A few of these companies went bankrupt and were delisted. These are represented by NaN
in our dataframe because there was no stock data for either their start, end, or both. However, we know the percent change for any number to 0 is -200%, so we are able to use this to calculate the standard deviation. And of course, they are part of the 17 companies that did not beat the average.

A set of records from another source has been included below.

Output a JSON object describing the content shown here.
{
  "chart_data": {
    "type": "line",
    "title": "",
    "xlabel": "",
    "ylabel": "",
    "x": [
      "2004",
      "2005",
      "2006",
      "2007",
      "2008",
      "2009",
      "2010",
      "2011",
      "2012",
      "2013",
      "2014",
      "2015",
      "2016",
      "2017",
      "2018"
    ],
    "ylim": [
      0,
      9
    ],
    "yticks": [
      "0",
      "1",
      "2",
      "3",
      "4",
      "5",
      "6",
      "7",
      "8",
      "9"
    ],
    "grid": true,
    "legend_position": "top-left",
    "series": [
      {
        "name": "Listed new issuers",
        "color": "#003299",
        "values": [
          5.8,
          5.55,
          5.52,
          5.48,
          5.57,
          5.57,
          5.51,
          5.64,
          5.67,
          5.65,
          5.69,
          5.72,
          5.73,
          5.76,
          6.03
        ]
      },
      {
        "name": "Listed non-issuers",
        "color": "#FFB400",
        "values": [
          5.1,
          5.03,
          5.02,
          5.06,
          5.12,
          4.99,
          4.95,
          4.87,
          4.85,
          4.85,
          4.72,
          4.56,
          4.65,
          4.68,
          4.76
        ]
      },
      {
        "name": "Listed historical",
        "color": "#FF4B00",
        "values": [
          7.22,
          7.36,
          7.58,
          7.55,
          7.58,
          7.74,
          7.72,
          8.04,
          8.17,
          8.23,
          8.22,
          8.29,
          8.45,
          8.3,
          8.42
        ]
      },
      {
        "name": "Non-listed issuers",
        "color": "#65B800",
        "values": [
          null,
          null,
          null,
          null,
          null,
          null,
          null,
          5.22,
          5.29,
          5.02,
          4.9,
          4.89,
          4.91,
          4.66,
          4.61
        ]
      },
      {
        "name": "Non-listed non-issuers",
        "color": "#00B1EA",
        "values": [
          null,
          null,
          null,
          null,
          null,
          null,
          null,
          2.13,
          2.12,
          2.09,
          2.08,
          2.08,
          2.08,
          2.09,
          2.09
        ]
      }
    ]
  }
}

This suggests if you were to invest in a Dow Jones company your chance of beating the market is likely much higher than the miniscule 10% sometimes implied by dogmatic indexers.
Instead of suggesting that one's chances of beating the market is necessarily low, I think it's better conclude that most people are not willing to accept the risk of straying from the market average.